There are five confounding factors just off the top of my head, ten minutes’ thought. No story I’ve read has raised a single one of these factors; evidently, they don’t fit what Andrew Breitbart calls the “story-board” of this issue — the comic-book tale that journalists really want to tell — and all facts will be tortured until they surrender to it. In this case, the story-board is summed up by some jerk at Newsweek:
But the issue of prisoners participating in our democracy buries the real news in the decision. The court threw out Washington’s law because its criminal-justice system is biased against minorities. The problem isn’t with disenfranchising prisoners, it’s with a state legal system that unfairly throws so many people of color in prison that their voting power is diluted.
This is followed by a slavish recitation of the statistical “proof” of discrimination, about which seldom is heard a discouraging word.
What it really boils down to is that the burden of proof should be on those claiming the entire justice system is riddled with racism… not on the rest of us to “prove” that racial discrimination (by whom?) didn’t play a role in some black mugger with mutiple priors being sent to the Concrete Mama in Walla Walla.
Let’s swing back to the Fox News story for a moment; this is the quotation that fired me up to write this post:
The two appellate judges ruled that disparities in the state’s justice system “cannot be explained in race-neutral ways.”
What do they mean by “race-neutral?” I think it’s pretty clear that they demand that all races commit crimes in lockstep with their percent of the population. When that doesn’t happen, they immediately see racism as the only possible explanation.
Today, their solution is to allow imprisoned felons, who have shown contempt for the law, to vote on who will create those laws; that is, to remove that punishment for crime. But tomorrow it may be, as I suggested, to simply force the prison system to precisely mirror the racial makeup of the country… no matter what disparate impact that would have in the real world on whites and Asians accused of crimes.
But there is a deeper, even more insidious racism in this case, and it oozes from every pore of the majority: By ruling that denying voting rights to convicted felons discriminates against minorities in general, two judges are equating felons of all races with the entire minority population. It’s as bad as saying an entrance exam for getting into university “discriminates against blacks.” Why, because blacks are known to be unusually stupid?
How stunningly offensive. Crikey, what a horrendous calumny that is on the honest, law-abiding, minority population of the entire western United States.
How does Los Angeles Mayor Antonio Villaraigosa feel to learn that anti-punishment radicals equate his voting rights with those of convicted felons, or argue that Villaraigosa is statistically “more likely” to be sent to prison than, say, San Francisco Mayor Gavin Newsom? I would be hopping mad.

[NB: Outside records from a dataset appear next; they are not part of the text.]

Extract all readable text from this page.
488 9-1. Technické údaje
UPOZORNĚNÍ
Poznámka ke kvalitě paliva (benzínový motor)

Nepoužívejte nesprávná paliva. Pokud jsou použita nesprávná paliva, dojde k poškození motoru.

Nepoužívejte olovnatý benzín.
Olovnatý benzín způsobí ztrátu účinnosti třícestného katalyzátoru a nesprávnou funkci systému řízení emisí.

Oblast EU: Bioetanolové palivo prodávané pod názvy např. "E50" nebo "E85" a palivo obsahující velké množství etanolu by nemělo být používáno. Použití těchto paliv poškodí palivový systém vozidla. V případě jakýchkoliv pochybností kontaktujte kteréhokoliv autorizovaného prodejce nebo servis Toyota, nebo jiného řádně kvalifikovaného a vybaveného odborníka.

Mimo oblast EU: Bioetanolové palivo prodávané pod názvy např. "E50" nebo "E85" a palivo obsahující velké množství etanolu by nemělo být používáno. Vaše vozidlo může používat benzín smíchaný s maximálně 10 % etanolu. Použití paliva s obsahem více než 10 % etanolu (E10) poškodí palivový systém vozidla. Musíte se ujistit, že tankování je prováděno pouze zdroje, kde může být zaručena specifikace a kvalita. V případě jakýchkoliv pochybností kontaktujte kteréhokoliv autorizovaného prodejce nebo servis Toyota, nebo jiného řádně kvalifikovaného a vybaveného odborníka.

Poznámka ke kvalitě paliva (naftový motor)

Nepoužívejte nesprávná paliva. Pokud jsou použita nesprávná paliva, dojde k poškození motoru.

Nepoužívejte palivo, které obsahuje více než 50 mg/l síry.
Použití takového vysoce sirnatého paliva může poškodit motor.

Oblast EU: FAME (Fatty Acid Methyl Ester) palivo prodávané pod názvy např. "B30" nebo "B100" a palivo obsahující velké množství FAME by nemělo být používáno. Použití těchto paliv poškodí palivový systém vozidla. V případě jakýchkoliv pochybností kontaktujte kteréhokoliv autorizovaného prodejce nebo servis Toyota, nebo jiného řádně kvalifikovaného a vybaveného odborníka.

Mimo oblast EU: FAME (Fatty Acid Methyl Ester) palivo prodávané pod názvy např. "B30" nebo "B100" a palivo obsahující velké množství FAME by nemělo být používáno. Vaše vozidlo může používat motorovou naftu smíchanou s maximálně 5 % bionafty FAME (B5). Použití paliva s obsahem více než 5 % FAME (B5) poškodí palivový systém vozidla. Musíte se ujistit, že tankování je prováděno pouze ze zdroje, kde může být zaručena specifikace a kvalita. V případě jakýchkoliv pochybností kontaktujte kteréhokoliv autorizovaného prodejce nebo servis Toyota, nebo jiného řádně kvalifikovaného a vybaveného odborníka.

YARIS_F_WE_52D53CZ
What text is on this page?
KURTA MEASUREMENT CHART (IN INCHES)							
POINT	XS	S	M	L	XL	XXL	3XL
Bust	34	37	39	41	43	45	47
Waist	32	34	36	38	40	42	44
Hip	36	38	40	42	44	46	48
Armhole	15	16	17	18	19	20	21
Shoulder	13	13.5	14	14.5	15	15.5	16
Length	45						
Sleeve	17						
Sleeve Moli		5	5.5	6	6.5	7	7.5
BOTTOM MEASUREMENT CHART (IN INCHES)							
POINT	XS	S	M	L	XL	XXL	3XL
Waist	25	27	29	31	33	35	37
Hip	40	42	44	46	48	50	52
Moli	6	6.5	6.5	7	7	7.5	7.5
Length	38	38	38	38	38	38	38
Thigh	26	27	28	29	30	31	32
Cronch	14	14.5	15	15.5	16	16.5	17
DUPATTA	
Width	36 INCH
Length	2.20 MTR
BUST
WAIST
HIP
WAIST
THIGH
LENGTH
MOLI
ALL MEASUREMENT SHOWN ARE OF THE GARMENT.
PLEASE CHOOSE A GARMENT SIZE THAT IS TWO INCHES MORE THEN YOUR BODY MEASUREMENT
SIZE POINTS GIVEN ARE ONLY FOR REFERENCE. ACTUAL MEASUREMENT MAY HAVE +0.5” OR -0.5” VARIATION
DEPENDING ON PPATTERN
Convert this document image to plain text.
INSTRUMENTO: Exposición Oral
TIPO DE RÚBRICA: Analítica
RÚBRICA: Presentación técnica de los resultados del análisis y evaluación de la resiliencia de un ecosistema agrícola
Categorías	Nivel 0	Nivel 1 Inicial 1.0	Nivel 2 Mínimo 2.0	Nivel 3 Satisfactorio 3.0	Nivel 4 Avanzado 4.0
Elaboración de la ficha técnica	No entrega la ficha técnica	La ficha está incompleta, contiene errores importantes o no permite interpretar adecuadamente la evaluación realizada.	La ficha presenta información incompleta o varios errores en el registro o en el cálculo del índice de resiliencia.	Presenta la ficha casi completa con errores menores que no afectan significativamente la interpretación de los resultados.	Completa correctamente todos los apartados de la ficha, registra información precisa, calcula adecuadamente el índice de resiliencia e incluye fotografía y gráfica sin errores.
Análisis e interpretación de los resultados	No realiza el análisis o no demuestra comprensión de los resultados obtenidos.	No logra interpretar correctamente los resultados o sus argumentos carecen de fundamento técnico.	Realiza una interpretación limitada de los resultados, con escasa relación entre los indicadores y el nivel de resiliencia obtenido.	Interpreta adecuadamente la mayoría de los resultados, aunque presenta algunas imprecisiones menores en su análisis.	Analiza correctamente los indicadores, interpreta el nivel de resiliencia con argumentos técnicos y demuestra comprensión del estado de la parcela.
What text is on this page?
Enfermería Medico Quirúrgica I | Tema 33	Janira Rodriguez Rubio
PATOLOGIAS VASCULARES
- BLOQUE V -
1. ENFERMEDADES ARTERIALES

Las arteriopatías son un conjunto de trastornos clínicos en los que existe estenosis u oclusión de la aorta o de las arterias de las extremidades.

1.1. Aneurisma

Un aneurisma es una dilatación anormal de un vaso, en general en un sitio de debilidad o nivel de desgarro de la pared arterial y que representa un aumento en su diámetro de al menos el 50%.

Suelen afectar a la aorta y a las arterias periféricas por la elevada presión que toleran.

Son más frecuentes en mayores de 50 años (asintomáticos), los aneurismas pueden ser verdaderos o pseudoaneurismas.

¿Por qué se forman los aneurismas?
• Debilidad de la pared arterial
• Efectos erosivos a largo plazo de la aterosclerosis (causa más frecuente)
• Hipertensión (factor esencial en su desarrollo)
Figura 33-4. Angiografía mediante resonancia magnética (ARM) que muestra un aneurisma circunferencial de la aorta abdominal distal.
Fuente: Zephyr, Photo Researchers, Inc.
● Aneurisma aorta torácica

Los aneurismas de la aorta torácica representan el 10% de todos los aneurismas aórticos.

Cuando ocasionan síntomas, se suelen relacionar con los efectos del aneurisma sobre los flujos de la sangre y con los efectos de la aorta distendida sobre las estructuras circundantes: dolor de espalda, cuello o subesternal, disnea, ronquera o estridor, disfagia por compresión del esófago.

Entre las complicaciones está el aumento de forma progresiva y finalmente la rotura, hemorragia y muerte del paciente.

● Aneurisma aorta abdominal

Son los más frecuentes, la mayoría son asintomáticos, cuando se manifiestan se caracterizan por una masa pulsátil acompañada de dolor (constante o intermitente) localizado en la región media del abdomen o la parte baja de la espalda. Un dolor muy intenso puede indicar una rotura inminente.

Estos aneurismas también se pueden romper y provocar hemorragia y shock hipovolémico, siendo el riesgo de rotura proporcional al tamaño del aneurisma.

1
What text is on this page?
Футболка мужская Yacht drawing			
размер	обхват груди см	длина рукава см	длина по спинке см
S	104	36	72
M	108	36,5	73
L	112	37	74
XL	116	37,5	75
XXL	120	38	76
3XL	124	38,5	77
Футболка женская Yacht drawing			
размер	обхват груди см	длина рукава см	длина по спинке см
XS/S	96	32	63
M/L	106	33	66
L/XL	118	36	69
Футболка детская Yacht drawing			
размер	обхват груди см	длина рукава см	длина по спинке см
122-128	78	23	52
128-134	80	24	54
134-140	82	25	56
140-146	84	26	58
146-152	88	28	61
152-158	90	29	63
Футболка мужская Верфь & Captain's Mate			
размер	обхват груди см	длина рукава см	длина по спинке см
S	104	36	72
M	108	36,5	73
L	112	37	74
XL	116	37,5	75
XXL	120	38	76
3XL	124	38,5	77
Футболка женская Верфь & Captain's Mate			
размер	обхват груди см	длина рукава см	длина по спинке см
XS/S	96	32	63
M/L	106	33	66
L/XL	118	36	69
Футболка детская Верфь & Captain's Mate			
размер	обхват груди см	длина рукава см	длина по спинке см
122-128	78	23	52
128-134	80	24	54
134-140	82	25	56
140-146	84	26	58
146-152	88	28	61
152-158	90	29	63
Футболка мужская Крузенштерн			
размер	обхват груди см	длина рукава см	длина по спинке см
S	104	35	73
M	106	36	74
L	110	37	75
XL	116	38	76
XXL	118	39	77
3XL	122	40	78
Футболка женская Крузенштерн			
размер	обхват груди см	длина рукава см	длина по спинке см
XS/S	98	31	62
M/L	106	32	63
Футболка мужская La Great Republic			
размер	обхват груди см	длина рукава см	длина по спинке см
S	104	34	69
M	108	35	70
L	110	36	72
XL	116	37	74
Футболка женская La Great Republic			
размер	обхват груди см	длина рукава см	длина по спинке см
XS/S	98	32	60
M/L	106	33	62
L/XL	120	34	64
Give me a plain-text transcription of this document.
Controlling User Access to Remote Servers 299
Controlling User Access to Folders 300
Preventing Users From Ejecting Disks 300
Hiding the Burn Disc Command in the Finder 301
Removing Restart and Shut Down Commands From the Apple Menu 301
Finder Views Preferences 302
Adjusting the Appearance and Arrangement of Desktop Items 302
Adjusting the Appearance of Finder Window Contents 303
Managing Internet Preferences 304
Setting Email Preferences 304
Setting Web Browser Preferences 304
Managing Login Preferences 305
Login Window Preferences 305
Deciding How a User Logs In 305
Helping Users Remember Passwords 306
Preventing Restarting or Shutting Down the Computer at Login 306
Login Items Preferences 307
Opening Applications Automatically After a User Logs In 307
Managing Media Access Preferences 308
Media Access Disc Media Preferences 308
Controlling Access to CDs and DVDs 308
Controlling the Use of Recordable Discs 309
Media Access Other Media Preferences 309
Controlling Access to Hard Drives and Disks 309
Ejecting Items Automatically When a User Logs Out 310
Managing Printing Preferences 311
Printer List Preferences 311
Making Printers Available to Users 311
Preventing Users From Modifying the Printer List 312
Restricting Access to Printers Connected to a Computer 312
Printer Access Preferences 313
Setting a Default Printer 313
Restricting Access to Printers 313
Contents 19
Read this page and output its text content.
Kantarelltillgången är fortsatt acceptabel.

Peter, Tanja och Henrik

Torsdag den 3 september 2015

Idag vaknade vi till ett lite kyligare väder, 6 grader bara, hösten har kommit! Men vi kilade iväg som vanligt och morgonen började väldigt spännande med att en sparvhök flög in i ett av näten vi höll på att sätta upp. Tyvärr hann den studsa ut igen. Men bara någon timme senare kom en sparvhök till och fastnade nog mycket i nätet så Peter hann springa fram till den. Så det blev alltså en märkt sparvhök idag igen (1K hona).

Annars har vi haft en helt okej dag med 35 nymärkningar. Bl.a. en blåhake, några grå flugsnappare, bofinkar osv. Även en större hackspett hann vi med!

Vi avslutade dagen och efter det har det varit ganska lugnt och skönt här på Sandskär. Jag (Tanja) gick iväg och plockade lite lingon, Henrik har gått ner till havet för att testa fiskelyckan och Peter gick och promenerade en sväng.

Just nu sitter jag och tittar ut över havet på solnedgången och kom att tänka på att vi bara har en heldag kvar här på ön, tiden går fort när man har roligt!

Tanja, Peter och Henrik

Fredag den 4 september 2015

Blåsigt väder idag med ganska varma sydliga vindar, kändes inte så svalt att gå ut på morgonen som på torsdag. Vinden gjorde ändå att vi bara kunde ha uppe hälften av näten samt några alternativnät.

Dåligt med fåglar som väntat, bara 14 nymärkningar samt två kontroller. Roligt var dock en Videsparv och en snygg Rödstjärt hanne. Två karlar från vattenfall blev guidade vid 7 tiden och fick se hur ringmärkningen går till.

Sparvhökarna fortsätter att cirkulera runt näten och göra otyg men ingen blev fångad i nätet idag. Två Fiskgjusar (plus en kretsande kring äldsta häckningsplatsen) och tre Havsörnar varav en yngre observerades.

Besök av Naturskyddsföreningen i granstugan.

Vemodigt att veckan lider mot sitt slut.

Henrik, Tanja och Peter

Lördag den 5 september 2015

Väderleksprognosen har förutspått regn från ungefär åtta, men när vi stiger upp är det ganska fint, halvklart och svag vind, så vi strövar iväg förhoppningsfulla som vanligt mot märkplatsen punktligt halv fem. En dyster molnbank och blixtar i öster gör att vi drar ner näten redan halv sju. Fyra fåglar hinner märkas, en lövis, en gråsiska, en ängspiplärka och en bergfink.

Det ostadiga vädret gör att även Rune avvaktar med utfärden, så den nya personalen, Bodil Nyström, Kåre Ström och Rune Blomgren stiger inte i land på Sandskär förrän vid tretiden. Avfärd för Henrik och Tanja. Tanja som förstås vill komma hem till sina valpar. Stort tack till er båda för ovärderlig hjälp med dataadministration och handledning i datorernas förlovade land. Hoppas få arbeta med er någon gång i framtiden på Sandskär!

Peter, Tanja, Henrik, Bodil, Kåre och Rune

This entire decision of the Ninth Circuit is based upon collectivist reasoning, seeing every person who happens to be black or Hispanic as nothing but a representative of his race, felons an all. The court gives no weight to the individual choices made by free individuals in a free society; it’s a vile, despicable worldview that has more in common with Jim Crow than with the Voting Rights Act.
The best defense against racism — the ultimate collectivism — is not more collectivism, but rather treating people as individuals. Alas, I suspect it will be a long, long time before the Ninth Circus dips a toe into such a radical pond as individualism.